Studio album by Alejandra Guzmán
- Released: April 4, 2006
- Genre: Pop
- Label: RCA; Sony BMG;
- Producer: Loris Ceroni

Alejandra Guzmán chronology
| Lipstick (2004) | Indeleble (2006) | Fuerza (2007) |

= Indeleble =

Indeleble (Indelibre) is the eleventh studio album by Mexican singer Alejandra Guzmán. It was released on April 4, 2006 by RCA and Sony BMG. The album was produced by Loris Ceroni and features songs written by Mario Domm, lead singer of the Mexican group Camila and Kalimba.

It is one of the best-reviewed albums on Guzman's career and also is the responsible for bringing her back to the top of the charts in Mexico. The album won the Best Album prize at the Oye Awards in Mexico. Also received two nominations for the Latin Grammy Awards of 2006 for Best Rock Solo Performance and Best Rock Song for the first single "Volverte a Amar", losing both to Gustavo Cerati.

The album yielded a second single, "Quiero Estar Contigo" and the track "Necesito Amarme" was featured on the Mexican film Así del Precipicio.
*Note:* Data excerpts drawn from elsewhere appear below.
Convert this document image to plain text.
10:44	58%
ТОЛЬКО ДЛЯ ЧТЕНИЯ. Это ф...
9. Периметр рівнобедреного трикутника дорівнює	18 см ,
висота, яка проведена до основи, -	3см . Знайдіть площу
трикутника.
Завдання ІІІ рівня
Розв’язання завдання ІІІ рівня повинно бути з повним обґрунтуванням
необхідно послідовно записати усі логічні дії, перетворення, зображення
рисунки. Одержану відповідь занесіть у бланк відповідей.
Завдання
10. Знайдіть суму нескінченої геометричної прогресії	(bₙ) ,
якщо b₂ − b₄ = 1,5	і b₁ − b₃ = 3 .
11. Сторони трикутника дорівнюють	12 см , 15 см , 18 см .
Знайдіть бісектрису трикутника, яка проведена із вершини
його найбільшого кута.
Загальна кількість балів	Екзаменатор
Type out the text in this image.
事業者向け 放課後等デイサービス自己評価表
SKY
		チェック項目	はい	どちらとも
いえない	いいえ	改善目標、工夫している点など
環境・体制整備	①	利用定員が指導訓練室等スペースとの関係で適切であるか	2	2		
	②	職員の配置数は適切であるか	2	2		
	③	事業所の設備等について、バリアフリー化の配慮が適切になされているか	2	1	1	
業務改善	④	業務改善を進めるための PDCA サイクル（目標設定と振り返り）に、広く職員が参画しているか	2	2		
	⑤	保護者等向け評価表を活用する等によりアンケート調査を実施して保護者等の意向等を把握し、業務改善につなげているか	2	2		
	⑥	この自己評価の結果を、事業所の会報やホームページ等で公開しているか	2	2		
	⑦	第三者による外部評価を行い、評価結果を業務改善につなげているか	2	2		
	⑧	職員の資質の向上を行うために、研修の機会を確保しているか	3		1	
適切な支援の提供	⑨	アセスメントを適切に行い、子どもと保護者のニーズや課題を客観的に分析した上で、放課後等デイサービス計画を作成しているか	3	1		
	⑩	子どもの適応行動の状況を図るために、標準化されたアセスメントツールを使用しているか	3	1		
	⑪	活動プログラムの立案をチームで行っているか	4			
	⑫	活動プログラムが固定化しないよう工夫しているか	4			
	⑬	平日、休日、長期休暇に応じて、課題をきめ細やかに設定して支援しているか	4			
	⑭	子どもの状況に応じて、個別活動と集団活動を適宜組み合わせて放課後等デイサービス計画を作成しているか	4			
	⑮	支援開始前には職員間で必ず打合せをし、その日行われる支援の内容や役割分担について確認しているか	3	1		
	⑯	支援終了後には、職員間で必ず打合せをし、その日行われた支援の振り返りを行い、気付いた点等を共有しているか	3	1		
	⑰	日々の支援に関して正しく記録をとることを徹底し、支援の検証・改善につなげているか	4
It reached platinum status in Mexico peaking at #1 in the charts. Also peaked at #21 on the Billboards Top Latin Albums chart and #22 on the Heatseekers survey.

==Track listing==

| No. | Title | Writer(s) | Length |
|---|---|---|---|
| 1. | "Quiero Estar Contigo" | Ettore Grenci, Alejandra Guzmán, Mario Domm | 03:38 |
| 2. | "Déjalo" | Erik Buffat, Oscar Schiebell, Loris Ceroni | 04:27 |
| 3. | "No Estoy Llorando" | Ettore Grenci, Kalimba | 03:03 |
| 4. | "Al Final De Cuentas" | Amerika, Luis Fernando Ochoa, Tommy Torres | 03:34 |
| 5. | "Volverte a Amar" | Alejandra Guzmán, Mario Domm | 03:41 |
| 6. | "Mujer" | Alejandra Guzmán, Jodi Marr, George Noriega | 03:42 |
| 7. | "Necesito Amarme" | Alejandra Guzmán, Mario Domm | 03:05 |
| 8. | "Tirando Piedras" | Alejandra Guzmán, Cesar Valle, Jodi Marr | 03:57 |
| 9. | "Marta" | Paty Cantú, Cesar Valle | 03:21 |
| 10. | "Bye Bye" | Claudia Brant | 03:52 |
| 11. | "Siénteme A Tu Lado" | Alejandra Guzmán, Rot Iavari, Luis Liranzo, Jodi Marr | 04:09 |

==Singles==

| # | Title |
|---|---|
| 1. | "Volverte a Amar" |
| 2. | "Quiero estar contigo" |
| 3. | "Mujer" |

==Charts==

| Chart (2007) | Peak position |
|---|---|
| Mexico Top 100 | 1 |
| U.S. Billboard Top Heatseekers | 21 |
| U.S. Billboard Top Latin Albums | 22 |
| U.S. Billboard Latin Pop Albums | 12 |

==Sales and certifications==

| Region | Certification | Certified units/sales |
| Mexico (AMPROFON) | Platinum | 100,000^{^} |
^{^} Shipments figures based on certification alone.